Die Kreativität des Innenministeriums bleibt dabei ungebrochen. Ständig erhalten die Polizeibehörden neue, zu priorisierende Handlungskonzepte – gegen Wohnungseinbruch, gegen Computerkriminalität, gegen Rechtsterrorismus, islamischen Terrorismus – ohne Personal. Niemand sagt, was die Kripo dafür unterlassen soll.
Für die Zukunft kann man nur schwarz sehen. In den kommenden Jahren gehen 50% der Kriminalistinnen und Kriminalisten mit zum Teil mehr als 40 Jahren Berufserfahrung als Ermittler in den Ruhestand. Junger Nachwuchs und Verstärkung ist immer noch nicht in Sicht, obwohl der Innenminister die Behördenleiter im vergangenen Jahr durch Erlass angewiesen hat, für jungen Nachersatz in der Kripo zu sorgen. Statt dies konsequent umzusetzen, definieren sie den Nachersatzbedarf der Kripo auf Null und verweigern so in verantwortungsloser Art und Weise das für die Kripo notwendige Personal.
Stärkung und Spezialisierung der Kriminalpolizei
Der BDK fordert die Landesregierung nachdrücklich auf, die Kriminalpolizei - nach mehr als 10 Jahren Stagnation des Personals - in den nächsten 5 Jahren um jeweils 400 Beamte zu verstärken und zu verjüngen. Bereits im letzten und in den kommenden Jahren beenden jeweils rund 1.100 Kommissaranwärter ihre Ausbildung an der Fachhochschule für Öffentliche Verwaltung. „Es ist nicht mehr nachvollziehbar, warum aus dieser zur Zeit noch über den „Abgängen“ liegenden Zahl nicht ein deutlicher Zuwachs für die Kriminalpolizei möglich sein soll. Dies kann nur an mangelhafter Kenntnis der derzeitigen kriminalpolizeilichen Rahmenbedingungen und an der Ungeeignetheit der Polizeilichen Kriminalstatistik als „Bemessungsgrundlage“ für die Personalstärke liegen.

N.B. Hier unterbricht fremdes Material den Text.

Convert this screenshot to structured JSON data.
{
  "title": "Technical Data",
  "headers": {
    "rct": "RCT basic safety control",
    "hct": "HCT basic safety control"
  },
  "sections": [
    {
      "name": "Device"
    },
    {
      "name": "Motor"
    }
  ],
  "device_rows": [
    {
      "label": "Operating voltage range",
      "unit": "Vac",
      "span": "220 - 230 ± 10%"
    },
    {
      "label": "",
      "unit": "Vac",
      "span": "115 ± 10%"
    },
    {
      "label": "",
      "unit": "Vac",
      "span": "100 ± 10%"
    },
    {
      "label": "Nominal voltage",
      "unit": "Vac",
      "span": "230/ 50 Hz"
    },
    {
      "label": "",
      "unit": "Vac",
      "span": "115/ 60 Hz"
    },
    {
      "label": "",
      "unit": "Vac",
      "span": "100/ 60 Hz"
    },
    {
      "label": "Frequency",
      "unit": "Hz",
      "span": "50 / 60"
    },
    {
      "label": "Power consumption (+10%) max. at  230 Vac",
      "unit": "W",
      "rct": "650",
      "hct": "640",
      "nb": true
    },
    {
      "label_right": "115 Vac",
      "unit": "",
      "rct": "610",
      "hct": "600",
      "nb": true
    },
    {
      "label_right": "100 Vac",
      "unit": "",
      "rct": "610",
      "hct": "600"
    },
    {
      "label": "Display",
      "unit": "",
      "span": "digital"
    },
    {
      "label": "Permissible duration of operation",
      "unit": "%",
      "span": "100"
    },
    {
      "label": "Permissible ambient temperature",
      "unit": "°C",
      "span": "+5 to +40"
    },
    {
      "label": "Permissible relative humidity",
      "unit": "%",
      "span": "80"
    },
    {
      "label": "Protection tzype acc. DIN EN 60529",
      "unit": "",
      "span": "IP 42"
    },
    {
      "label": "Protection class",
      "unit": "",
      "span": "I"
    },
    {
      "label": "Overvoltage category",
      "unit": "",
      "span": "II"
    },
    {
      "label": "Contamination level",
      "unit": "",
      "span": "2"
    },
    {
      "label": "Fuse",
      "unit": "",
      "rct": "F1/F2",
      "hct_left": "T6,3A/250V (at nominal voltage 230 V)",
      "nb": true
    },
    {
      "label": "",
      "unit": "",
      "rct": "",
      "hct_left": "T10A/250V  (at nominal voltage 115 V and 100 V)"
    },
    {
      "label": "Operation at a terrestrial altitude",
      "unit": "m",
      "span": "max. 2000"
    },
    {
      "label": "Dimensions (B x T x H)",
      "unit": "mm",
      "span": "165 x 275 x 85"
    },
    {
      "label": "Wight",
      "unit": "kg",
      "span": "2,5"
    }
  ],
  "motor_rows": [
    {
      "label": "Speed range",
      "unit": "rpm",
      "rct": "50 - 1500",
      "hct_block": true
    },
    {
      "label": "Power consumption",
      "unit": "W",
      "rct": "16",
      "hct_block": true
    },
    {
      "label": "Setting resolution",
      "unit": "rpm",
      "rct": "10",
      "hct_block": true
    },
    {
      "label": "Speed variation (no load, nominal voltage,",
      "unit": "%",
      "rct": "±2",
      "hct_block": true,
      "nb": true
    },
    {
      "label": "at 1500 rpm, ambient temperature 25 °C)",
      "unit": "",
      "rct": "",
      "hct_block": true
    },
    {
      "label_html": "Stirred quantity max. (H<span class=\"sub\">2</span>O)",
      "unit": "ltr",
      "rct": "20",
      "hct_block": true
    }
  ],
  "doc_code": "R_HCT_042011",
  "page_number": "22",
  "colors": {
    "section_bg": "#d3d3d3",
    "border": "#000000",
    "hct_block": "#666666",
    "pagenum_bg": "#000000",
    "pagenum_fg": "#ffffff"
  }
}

„Bleibt es bei der Dauerbelastung der Kriminalpolizei und der mangelnden Bereitschaft zusätzliches Personal zur Verfügung zu stellen, geht nach und nach das Licht aus, spätestens 2014 mit Beginn der steigenden Pensionierungswelle. Nicht Kriminalitätsbekämpfung ist teuer, sondern Kriminalität kommt teuer zu stehen“, erklärte der sichtlich besorgte BDK Landesvorsitzende abschließend in Düsseldorf.